Espaço de preservação e saberes
No aspecto histórico, o documento ressalta o terreiro como “espaço de preservação, transmissão e recriação de saberes rituais, musicais e linguísticos provenientes de Ketu (Nagô), Jeje e Bantu”, as três nações do Candomblé no Brasil. Cada uma representa uma língua e tradição cultural diferentes.
“O ilè (do iorubá “casa” ou “morada”) vai além dos passos litúrgicos, pois acolhe pessoas que na maioria dos casos são vítimas de uma sociedade racista, homofóbica, preconceituosa, que causa danos gravíssimos simplesmente por pensar, viver e amar o diferente das pregações cristãs”, defende Pai Shell, reconhecendo a casa como um espaço de acolhimento no bairro periférico de Fortaleza.
“Em nossa análise, pudemos observar a importância do lugar para a formação de outras casas de candomblé, bem como reconhecer a inserção do Ilé Ibà como espaço para palestras e eventos das tradições afro-brasileiras, aberto também a pessoas não pertencentes ao candomblé e em diálogo com a comunidade do entorno”, atesta Gérsica Vasconcelos, também doutora em Arquitetura e Urbanismo.
Existente há 50 anos, o terreiro é o primeiro a entrar em processo de tombamento no Ceará. No âmbito municipal, a Capela de Santa Teresinha foi tombada pelo município em 1986.
Já primeira igreja católica de Fortaleza a ser reconhecida como patrimônio pelo município teve seu decreto de tombamento consolidado em 2006. Trata-se da Igreja de Nossa Senhora do Rosário, também tombada pelo Estado em 1983. “Estamos, ainda que tardiamente, ampliando o olhar para outros espaços sagrados”, afirma a gestora da Célula de Gestão do Patrimônio Material.
“Temos diversas igrejas católicas e obras de arte sacra devidamente tombadas, assim como festividades registradas, mas o mesmo reconhecimento não era dado a outras manifestações religiosas igualmente importantes”, conclui Gérsica.
Nessa perspectiva, Shell Santos destaca a dificuldade de preservar a memória da religiosidade diante do "racismo religioso" e da predominância do cristianismo no Brasil.
“Movimentos religiosos, sociais e culturais são disponibilizados dentro desse terreiro há décadas. O reconhecimento público, do Estado, é uma importante garantia de que essa casa existe, resiste e existirá por todas as gerações futuras”, diz Pai Shell.

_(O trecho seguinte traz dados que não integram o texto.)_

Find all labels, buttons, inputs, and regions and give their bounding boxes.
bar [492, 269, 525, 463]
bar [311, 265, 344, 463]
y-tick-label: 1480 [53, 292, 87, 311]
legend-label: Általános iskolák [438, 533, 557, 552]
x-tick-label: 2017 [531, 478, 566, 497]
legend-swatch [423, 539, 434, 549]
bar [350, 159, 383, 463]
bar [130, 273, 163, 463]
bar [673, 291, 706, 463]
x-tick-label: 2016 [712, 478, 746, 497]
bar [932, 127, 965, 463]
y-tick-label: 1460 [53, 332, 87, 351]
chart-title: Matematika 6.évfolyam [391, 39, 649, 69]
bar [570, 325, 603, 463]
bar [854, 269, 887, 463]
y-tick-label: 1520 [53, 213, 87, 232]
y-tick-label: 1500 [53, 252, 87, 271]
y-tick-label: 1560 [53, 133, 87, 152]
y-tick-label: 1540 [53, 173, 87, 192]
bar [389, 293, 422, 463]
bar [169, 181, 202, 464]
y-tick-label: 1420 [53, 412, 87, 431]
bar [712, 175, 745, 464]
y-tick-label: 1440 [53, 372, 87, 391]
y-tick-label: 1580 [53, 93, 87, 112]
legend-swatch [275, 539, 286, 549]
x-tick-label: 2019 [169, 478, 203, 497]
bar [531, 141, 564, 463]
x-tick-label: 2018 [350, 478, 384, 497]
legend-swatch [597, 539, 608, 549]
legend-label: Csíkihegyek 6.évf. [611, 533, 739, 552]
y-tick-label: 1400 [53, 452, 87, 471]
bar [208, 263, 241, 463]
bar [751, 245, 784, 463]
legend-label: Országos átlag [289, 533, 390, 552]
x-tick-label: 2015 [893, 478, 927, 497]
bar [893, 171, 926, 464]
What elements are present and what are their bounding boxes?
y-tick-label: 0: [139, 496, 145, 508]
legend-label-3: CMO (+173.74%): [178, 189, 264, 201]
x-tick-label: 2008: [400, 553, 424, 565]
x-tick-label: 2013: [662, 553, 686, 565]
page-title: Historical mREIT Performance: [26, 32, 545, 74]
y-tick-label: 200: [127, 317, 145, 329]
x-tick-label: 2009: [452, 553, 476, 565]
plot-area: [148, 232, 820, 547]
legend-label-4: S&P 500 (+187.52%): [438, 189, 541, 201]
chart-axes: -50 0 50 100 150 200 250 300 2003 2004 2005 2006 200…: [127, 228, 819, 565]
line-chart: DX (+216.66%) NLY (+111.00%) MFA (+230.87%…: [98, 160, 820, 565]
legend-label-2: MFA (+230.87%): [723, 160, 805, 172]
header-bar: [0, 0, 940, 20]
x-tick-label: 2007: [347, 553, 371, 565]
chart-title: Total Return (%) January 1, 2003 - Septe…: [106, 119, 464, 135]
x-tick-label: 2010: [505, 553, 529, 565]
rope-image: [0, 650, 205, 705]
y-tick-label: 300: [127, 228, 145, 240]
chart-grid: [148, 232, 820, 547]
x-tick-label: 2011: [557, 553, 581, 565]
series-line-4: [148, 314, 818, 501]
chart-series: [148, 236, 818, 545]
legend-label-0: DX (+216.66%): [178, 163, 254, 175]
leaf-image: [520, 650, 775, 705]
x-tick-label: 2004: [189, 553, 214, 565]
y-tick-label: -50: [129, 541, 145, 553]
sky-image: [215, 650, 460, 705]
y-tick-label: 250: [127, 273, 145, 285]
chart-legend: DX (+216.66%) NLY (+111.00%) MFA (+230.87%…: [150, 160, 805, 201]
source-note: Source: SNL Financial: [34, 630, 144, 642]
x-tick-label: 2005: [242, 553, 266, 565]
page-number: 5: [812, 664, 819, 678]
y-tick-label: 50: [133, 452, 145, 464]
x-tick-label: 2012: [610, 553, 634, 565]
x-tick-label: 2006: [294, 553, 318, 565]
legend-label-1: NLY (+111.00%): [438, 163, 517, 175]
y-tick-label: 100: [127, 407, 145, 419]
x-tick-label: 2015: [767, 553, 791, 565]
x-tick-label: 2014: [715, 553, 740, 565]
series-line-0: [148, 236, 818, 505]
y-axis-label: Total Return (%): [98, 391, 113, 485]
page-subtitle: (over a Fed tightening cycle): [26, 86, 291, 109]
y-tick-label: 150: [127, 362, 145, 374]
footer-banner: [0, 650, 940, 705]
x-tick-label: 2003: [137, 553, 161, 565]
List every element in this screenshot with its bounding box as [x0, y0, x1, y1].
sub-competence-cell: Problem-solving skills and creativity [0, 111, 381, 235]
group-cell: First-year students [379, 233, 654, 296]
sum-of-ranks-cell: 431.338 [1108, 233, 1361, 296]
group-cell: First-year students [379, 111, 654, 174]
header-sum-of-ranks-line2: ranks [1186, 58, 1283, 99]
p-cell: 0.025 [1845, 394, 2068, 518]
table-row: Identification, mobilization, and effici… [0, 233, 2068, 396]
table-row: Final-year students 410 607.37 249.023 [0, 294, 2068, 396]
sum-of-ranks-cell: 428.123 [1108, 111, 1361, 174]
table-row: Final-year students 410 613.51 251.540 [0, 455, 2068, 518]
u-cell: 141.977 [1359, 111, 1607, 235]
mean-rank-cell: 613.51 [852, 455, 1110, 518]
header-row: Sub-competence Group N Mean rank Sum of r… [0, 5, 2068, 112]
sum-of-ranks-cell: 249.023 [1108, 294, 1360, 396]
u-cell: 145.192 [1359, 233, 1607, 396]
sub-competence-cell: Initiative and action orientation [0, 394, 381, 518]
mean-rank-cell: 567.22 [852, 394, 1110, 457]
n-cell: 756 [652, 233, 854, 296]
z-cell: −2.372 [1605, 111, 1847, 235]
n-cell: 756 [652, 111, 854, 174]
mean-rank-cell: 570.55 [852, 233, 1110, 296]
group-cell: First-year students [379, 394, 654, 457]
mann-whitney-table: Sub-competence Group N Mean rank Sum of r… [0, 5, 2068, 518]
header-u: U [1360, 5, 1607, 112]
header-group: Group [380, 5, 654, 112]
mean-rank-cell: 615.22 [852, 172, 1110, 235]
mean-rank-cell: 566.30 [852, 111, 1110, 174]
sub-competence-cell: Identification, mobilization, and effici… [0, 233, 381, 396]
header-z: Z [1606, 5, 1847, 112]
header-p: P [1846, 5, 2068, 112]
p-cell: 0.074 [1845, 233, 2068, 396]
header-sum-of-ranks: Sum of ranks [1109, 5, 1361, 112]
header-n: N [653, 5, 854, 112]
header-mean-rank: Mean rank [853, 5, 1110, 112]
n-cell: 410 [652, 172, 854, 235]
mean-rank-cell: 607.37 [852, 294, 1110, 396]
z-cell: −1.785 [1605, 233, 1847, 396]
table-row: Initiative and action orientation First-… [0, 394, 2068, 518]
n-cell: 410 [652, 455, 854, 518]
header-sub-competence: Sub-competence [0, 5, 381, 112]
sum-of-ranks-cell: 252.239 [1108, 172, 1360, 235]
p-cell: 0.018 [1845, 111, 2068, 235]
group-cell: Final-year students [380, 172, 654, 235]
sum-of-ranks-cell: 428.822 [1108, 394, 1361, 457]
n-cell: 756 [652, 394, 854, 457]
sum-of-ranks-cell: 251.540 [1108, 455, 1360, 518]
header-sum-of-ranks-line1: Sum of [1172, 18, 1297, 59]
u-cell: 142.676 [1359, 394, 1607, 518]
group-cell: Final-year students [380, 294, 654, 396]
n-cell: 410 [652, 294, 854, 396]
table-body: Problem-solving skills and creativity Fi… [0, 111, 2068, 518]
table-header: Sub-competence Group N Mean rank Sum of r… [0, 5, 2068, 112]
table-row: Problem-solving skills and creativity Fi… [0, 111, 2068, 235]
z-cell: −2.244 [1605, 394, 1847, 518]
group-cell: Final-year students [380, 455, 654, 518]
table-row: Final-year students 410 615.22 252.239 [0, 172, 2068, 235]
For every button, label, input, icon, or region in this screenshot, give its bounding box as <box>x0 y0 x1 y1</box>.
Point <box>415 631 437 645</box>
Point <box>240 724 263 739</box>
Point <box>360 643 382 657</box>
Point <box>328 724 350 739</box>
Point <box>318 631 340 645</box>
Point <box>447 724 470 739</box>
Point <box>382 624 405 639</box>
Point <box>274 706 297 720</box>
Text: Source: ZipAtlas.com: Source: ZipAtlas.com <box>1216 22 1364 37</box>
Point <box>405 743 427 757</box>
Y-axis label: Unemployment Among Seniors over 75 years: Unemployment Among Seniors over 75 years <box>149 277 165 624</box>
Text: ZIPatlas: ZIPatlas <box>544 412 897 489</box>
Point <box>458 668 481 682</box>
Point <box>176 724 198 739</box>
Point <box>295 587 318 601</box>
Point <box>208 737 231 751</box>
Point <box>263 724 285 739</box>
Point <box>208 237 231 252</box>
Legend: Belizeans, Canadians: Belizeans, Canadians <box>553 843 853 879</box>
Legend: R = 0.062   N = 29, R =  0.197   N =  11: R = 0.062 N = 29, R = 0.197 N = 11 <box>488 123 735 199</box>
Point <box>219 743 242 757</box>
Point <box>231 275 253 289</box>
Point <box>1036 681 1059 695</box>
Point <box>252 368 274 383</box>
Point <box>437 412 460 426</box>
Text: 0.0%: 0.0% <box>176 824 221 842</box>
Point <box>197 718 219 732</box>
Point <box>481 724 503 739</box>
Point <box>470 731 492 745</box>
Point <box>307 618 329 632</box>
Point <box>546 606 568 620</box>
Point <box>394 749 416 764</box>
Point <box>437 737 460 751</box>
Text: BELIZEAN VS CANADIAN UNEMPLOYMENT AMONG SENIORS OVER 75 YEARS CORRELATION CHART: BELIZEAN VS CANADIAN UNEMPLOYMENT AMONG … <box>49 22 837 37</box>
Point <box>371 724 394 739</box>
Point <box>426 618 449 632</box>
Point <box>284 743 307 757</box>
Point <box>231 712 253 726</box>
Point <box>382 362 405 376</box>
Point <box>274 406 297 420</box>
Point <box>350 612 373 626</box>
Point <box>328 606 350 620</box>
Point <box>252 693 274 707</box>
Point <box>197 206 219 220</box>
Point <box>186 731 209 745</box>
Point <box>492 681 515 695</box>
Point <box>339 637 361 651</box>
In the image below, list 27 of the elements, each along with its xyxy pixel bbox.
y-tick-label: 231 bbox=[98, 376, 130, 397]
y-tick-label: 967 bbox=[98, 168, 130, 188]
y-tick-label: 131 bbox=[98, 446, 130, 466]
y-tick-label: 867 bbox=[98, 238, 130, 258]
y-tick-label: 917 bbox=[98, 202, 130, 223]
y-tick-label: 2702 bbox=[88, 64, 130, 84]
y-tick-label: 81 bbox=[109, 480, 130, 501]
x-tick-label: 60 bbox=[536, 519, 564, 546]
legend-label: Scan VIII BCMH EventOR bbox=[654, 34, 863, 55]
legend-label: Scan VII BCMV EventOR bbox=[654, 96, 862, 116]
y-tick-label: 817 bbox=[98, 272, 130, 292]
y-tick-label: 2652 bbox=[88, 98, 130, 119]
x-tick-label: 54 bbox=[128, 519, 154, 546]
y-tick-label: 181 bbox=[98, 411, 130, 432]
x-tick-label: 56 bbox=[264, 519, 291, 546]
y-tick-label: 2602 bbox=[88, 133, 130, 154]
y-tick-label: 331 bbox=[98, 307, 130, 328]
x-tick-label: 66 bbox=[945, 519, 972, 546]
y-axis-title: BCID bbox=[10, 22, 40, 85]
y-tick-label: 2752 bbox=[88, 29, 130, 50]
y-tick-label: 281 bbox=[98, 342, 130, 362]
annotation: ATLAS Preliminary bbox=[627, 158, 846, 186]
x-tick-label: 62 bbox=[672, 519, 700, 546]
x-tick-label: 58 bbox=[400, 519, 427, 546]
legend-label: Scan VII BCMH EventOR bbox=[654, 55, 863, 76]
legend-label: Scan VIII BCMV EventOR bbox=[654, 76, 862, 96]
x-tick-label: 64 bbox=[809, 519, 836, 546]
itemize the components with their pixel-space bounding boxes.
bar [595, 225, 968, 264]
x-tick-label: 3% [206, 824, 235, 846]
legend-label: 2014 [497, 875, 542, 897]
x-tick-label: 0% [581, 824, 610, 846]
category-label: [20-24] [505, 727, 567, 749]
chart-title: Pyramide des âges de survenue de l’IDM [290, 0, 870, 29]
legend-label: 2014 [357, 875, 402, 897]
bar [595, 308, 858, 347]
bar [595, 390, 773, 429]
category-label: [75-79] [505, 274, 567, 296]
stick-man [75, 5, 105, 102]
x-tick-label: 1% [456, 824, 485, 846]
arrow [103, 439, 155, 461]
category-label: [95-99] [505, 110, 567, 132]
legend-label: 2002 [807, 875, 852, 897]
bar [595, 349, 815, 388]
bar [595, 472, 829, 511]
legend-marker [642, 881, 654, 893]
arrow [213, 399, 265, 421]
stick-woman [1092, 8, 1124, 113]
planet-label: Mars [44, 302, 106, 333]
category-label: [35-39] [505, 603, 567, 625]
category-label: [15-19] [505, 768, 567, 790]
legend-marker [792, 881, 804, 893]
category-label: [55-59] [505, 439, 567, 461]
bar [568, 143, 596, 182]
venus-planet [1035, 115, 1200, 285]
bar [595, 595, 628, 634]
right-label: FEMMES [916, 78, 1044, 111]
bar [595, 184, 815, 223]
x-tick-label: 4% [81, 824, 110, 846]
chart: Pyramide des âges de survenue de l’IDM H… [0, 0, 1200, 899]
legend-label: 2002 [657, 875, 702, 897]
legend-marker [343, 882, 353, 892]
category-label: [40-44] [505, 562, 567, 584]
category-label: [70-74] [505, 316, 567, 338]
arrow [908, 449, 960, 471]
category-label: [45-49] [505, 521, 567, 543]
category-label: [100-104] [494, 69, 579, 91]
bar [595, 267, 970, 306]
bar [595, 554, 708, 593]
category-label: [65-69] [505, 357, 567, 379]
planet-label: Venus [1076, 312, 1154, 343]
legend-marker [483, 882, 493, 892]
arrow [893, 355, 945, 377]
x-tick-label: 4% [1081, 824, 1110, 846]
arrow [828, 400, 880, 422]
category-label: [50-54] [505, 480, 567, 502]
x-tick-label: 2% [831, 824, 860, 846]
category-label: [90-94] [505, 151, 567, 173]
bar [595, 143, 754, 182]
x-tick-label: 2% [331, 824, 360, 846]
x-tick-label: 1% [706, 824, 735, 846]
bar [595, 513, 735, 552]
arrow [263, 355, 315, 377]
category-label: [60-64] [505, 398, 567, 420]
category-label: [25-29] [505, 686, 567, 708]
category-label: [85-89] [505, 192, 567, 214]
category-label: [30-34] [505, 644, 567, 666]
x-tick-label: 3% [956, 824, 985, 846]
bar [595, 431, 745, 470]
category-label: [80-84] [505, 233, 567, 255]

Para o babalorixá, o tombamento do Ilè Ibá Àsé Kpósú Aziri pode impulsionar outros terreiros a se articularem para solicitar o reconhecimento da preservação das memórias ancestrais.
Como funciona o processo de tombamento?
Para o tombamento definitivo, Gérsica Vasconcelos explica que o Conselho Municipal de Preservação do Patrimônio Histórico-Cultural (Comphic) irá avaliar a instrução de tombamento elaborada pela CPHC e, em seguida, a Secultfor encaminhará o processo de tombamento à Procuradoria Geral do Município (PGM). Não havendo impedimentos administrativos, o processo será conduzido ao prefeito de Fortaleza, Evandro Leitão, responsável por assinar o decreto.